While 30 per cent is not a huge loss of vision, “it would be like driving through a moderate snowfall or perhaps a very light fog,” says Brian Timney, research scientist and dean of Western’s Faculty of Social Science. “In normal circumstances that would not have much impact on what a person could see, but in more extreme cases where it was a heavy snowstorm or dense fog, it might make the difference between noticing something or not noticing something.”
Two drinks are the limit
The legal limit for driving is a blood alcohol level of .05 per cent in most Canadian provinces and territories. Consuming one or two glasses of wine or beer would not put most Canadians beyond that limit. However, if they do go beyond and are caught, drivers may be fined or have their licenses suspended and they may face higher charges for auto insurance.
Researchers used a grid of black squares on a white background called the Hermann Grid to run their test.

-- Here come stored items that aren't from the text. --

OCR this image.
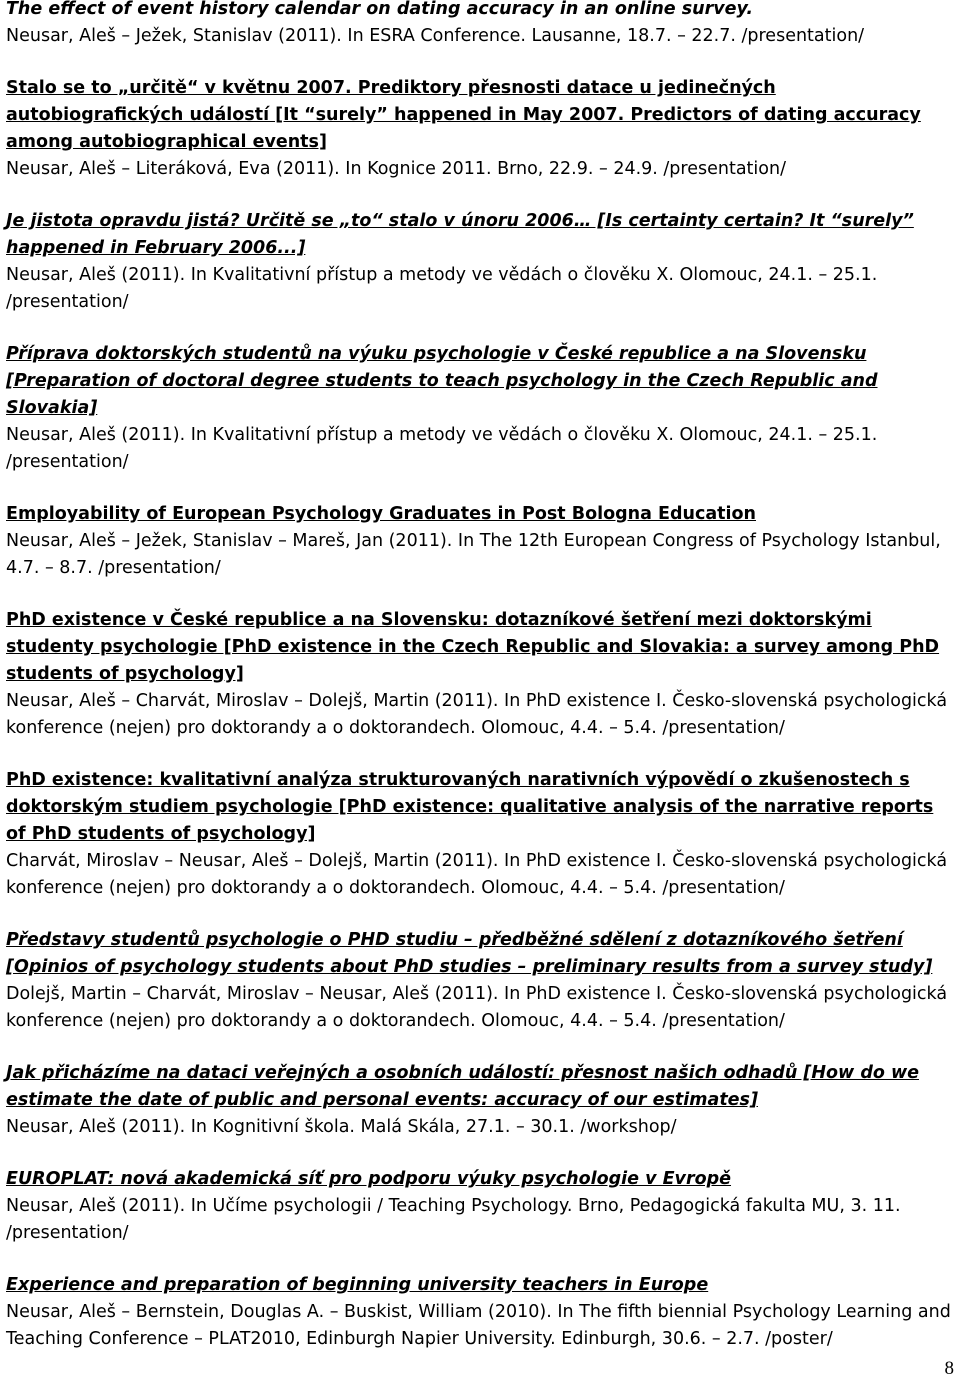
The effect of event history calendar on dating accuracy in an online survey.
Neusar, Aleš – Ježek, Stanislav (2011). In ESRA Conference. Lausanne, 18.7. – 22.7. /presentation/
Stalo se to „určitě“ v květnu 2007. Prediktory přesnosti datace u jedinečných autobiografických událostí [It “surely” happened in May 2007. Predictors of dating accuracy among autobiographical events]
Neusar, Aleš – Literáková, Eva (2011). In Kognice 2011. Brno, 22.9. – 24.9. /presentation/
Je jistota opravdu jistá? Určitě se „to“ stalo v únoru 2006… [Is certainty certain? It “surely” happened in February 2006...]
Neusar, Aleš (2011). In Kvalitativní přístup a metody ve vědách o člověku X. Olomouc, 24.1. – 25.1. /presentation/
Příprava doktorských studentů na výuku psychologie v České republice a na Slovensku [Preparation of doctoral degree students to teach psychology in the Czech Republic and Slovakia]
Neusar, Aleš (2011). In Kvalitativní přístup a metody ve vědách o člověku X. Olomouc, 24.1. – 25.1. /presentation/
Employability of European Psychology Graduates in Post Bologna Education
Neusar, Aleš – Ježek, Stanislav – Mareš, Jan (2011). In The 12th European Congress of Psychology Istanbul, 4.7. – 8.7. /presentation/
PhD existence v České republice a na Slovensku: dotazníkové šetření mezi doktorskými studenty psychologie [PhD existence in the Czech Republic and Slovakia: a survey among PhD students of psychology]
Neusar, Aleš – Charvát, Miroslav – Dolejš, Martin (2011). In PhD existence I. Česko-slovenská psychologická konference (nejen) pro doktorandy a o doktorandech. Olomouc, 4.4. – 5.4. /presentation/
PhD existence: kvalitativní analýza strukturovaných narativních výpovědí o zkušenostech s doktorským studiem psychologie [PhD existence: qualitative analysis of the narrative reports of PhD students of psychology]
Charvát, Miroslav – Neusar, Aleš – Dolejš, Martin (2011). In PhD existence I. Česko-slovenská psychologická konference (nejen) pro doktorandy a o doktorandech. Olomouc, 4.4. – 5.4. /presentation/
Představy studentů psychologie o PHD studiu – předběžné sdělení z dotazníkového šetření [Opinios of psychology students about PhD studies – preliminary results from a survey study]
Dolejš, Martin – Charvát, Miroslav – Neusar, Aleš (2011). In PhD existence I. Česko-slovenská psychologická konference (nejen) pro doktorandy a o doktorandech. Olomouc, 4.4. – 5.4. /presentation/
Jak přicházíme na dataci veřejných a osobních událostí: přesnost našich odhadů [How do we estimate the date of public and personal events: accuracy of our estimates]
Neusar, Aleš (2011). In Kognitivní škola. Malá Skála, 27.1. – 30.1. /workshop/
EUROPLAT: nová akademická síť pro podporu výuky psychologie v Evropě
Neusar, Aleš (2011). In Učíme psychologii / Teaching Psychology. Brno, Pedagogická fakulta MU, 3. 11. /presentation/
Experience and preparation of beginning university teachers in Europe
Neusar, Aleš – Bernstein, Douglas A. – Buskist, William (2010). In The fifth biennial Psychology Learning and Teaching Conference – PLAT2010, Edinburgh Napier University. Edinburgh, 30.6. – 2.7. /poster/
8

It illustrates the way the visual system processes contrast or brightness. Subjects used it when they were sober and again after drinking alcohol and the results were compared.

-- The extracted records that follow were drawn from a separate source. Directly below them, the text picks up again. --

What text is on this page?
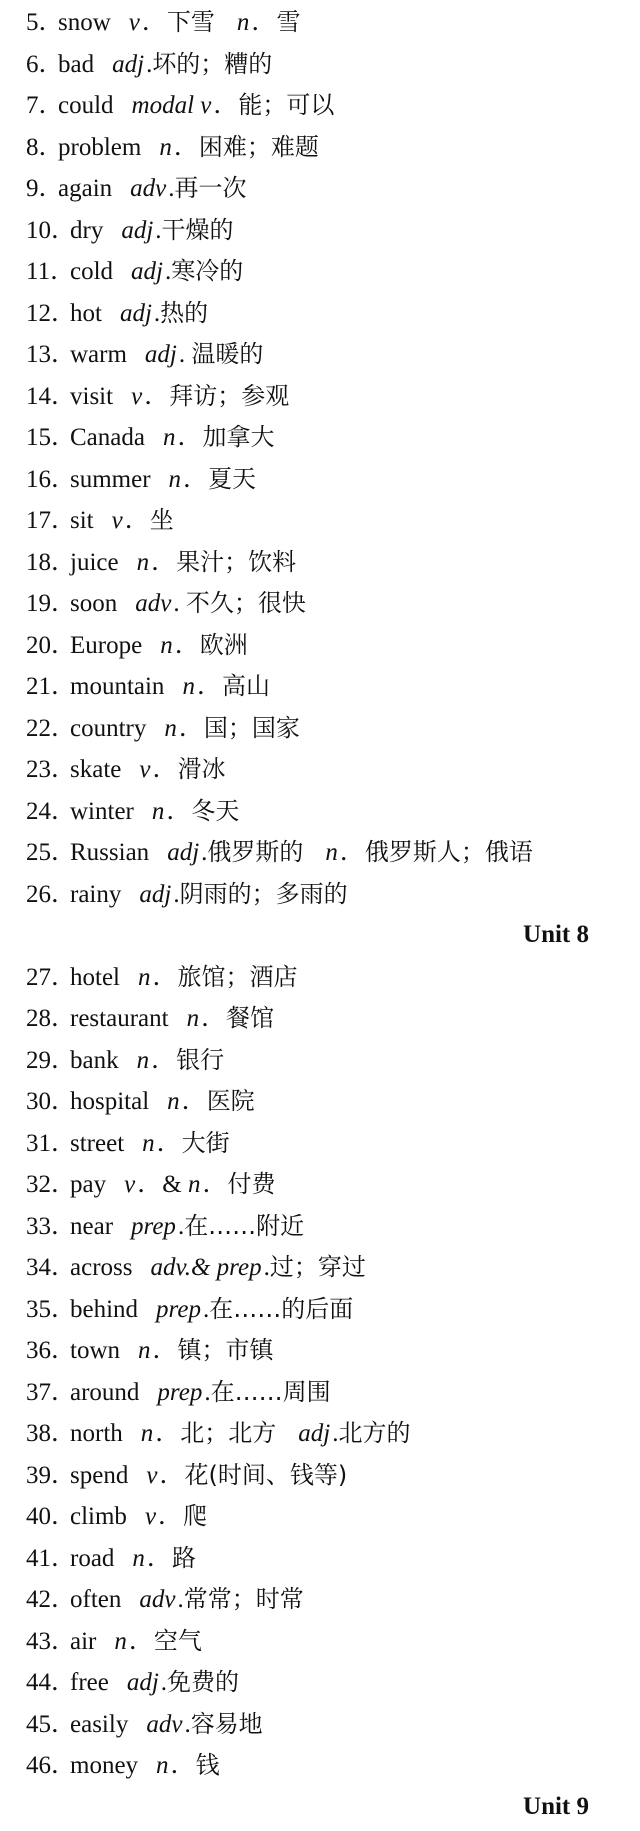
5．snow v．下雪 n．雪
6．bad adj.坏的；糟的
7．could modal v．能；可以
8．problem n．困难；难题
9．again adv.再一次
10．dry adj.干燥的
11．cold adj.寒冷的
12．hot adj.热的
13．warm adj. 温暖的
14．visit v．拜访；参观
15．Canada n．加拿大
16．summer n．夏天
17．sit v．坐
18．juice n．果汁；饮料
19．soon adv. 不久；很快
20．Europe n．欧洲
21．mountain n．高山
22．country n．国；国家
23．skate v．滑冰
24．winter n．冬天
25．Russian adj.俄罗斯的 n．俄罗斯人；俄语
26．rainy adj.阴雨的；多雨的
Unit 8
27．hotel n．旅馆；酒店
28．restaurant n．餐馆
29．bank n．银行
30．hospital n．医院
31．street n．大街
32．pay v．& n．付费
33．near prep.在……附近
34．across adv.& prep.过；穿过
35．behind prep.在……的后面
36．town n．镇；市镇
37．around prep.在……周围
38．north n．北；北方 adj.北方的
39．spend v．花(时间、钱等)
40．climb v．爬
41．road n．路
42．often adv.常常；时常
43．air n．空气
44．free adj.免费的
45．easily adv.容易地
46．money n．钱
Unit 9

Not a huge impact, but a significant one
“Alcohol has an effect on human vision and a person’s visual sensitivity but it’s not a huge impact, so the notion of being blind drunk, for example, is probably an erroneous one,” concludes Timney. “And it (the study) tells us that the problems that people might be having after they’ve consumed alcohol are not because they don’t see things, but because there are other kinds of impairments that go on…

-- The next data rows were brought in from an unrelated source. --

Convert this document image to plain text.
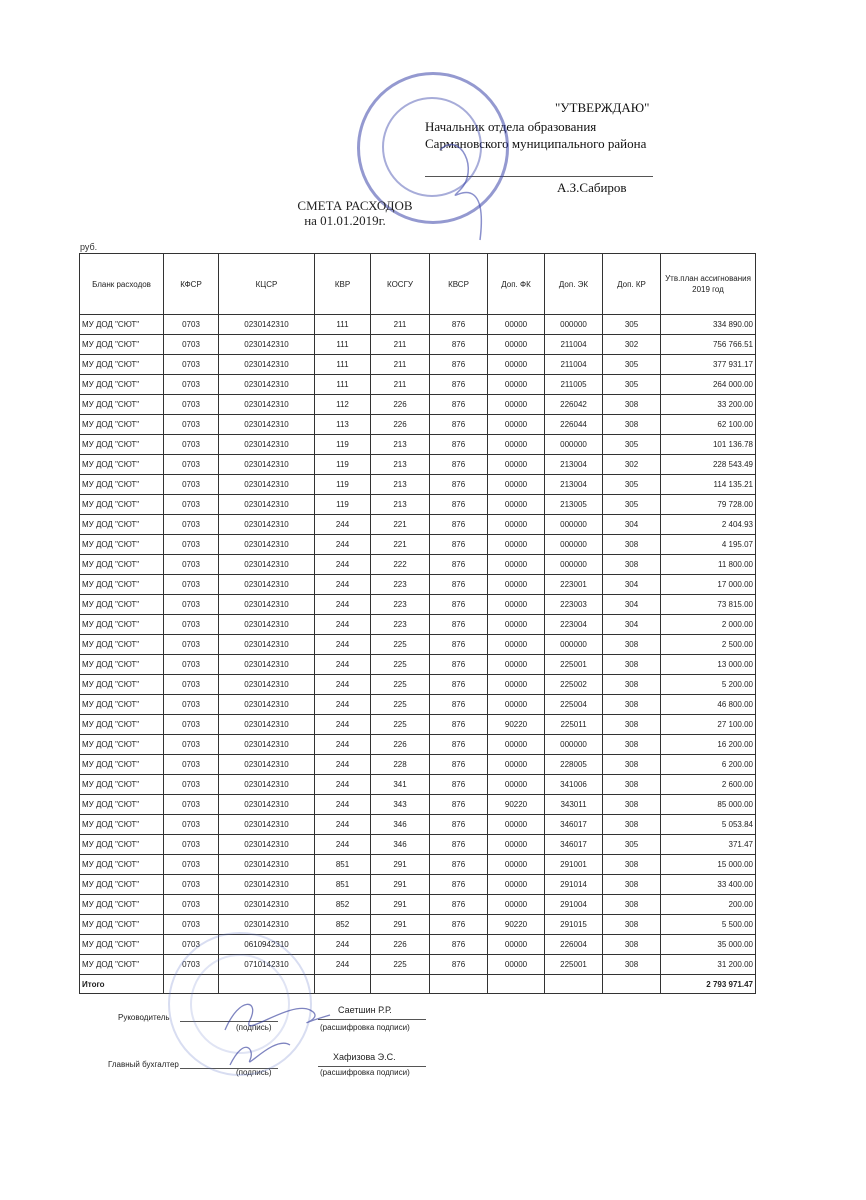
"УТВЕРЖДАЮ"
Начальник отдела образования
Сармановского муниципального района
А.З.Сабиров
СМЕТА РАСХОДОВ
на 01.01.2019г.
руб.
Бланк расходов	КФСР	КЦСР	КВР	КОСГУ	КВСР	Доп. ФК	Доп. ЭК	Доп. КР	Утв.план ассигнования 2019 год
МУ ДОД "СЮТ"	0703	0230142310	111	211	876	00000	000000	305	334 890.00
МУ ДОД "СЮТ"	0703	0230142310	111	211	876	00000	211004	302	756 766.51
МУ ДОД "СЮТ"	0703	0230142310	111	211	876	00000	211004	305	377 931.17
МУ ДОД "СЮТ"	0703	0230142310	111	211	876	00000	211005	305	264 000.00
МУ ДОД "СЮТ"	0703	0230142310	112	226	876	00000	226042	308	33 200.00
МУ ДОД "СЮТ"	0703	0230142310	113	226	876	00000	226044	308	62 100.00
МУ ДОД "СЮТ"	0703	0230142310	119	213	876	00000	000000	305	101 136.78
МУ ДОД "СЮТ"	0703	0230142310	119	213	876	00000	213004	302	228 543.49
МУ ДОД "СЮТ"	0703	0230142310	119	213	876	00000	213004	305	114 135.21
МУ ДОД "СЮТ"	0703	0230142310	119	213	876	00000	213005	305	79 728.00
МУ ДОД "СЮТ"	0703	0230142310	244	221	876	00000	000000	304	2 404.93
МУ ДОД "СЮТ"	0703	0230142310	244	221	876	00000	000000	308	4 195.07
МУ ДОД "СЮТ"	0703	0230142310	244	222	876	00000	000000	308	11 800.00
МУ ДОД "СЮТ"	0703	0230142310	244	223	876	00000	223001	304	17 000.00
МУ ДОД "СЮТ"	0703	0230142310	244	223	876	00000	223003	304	73 815.00
МУ ДОД "СЮТ"	0703	0230142310	244	223	876	00000	223004	304	2 000.00
МУ ДОД "СЮТ"	0703	0230142310	244	225	876	00000	000000	308	2 500.00
МУ ДОД "СЮТ"	0703	0230142310	244	225	876	00000	225001	308	13 000.00
МУ ДОД "СЮТ"	0703	0230142310	244	225	876	00000	225002	308	5 200.00
МУ ДОД "СЮТ"	0703	0230142310	244	225	876	00000	225004	308	46 800.00
МУ ДОД "СЮТ"	0703	0230142310	244	225	876	90220	225011	308	27 100.00
МУ ДОД "СЮТ"	0703	0230142310	244	226	876	00000	000000	308	16 200.00
МУ ДОД "СЮТ"	0703	0230142310	244	228	876	00000	228005	308	6 200.00
МУ ДОД "СЮТ"	0703	0230142310	244	341	876	00000	341006	308	2 600.00
МУ ДОД "СЮТ"	0703	0230142310	244	343	876	90220	343011	308	85 000.00
МУ ДОД "СЮТ"	0703	0230142310	244	346	876	00000	346017	308	5 053.84
МУ ДОД "СЮТ"	0703	0230142310	244	346	876	00000	346017	305	371.47
МУ ДОД "СЮТ"	0703	0230142310	851	291	876	00000	291001	308	15 000.00
МУ ДОД "СЮТ"	0703	0230142310	851	291	876	00000	291014	308	33 400.00
МУ ДОД "СЮТ"	0703	0230142310	852	291	876	00000	291004	308	200.00
МУ ДОД "СЮТ"	0703	0230142310	852	291	876	90220	291015	308	5 500.00
МУ ДОД "СЮТ"	0703	0610942310	244	226	876	00000	226004	308	35 000.00
МУ ДОД "СЮТ"	0703	0710142310	244	225	876	00000	225001	308	31 200.00
Итого									2 793 971.47
Руководитель
Саетшин Р.Р.
(подпись)	(расшифровка подписи)
Главный бухгалтер
Хафизова Э.С.
(подпись)	(расшифровка подписи)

“It’s one more piece of information that says if you drink, you’re going to have some measure of impairment in different aspects of your system. In this case it’s not a huge impact, but when you take that along with the other kinds of things—the motor impairment, the attention deficit—then you’re going to be less able to do things normally…This (vision impairment) is one more thing that alcohol does that you need to be careful of.”
The study was published in the journal Perception.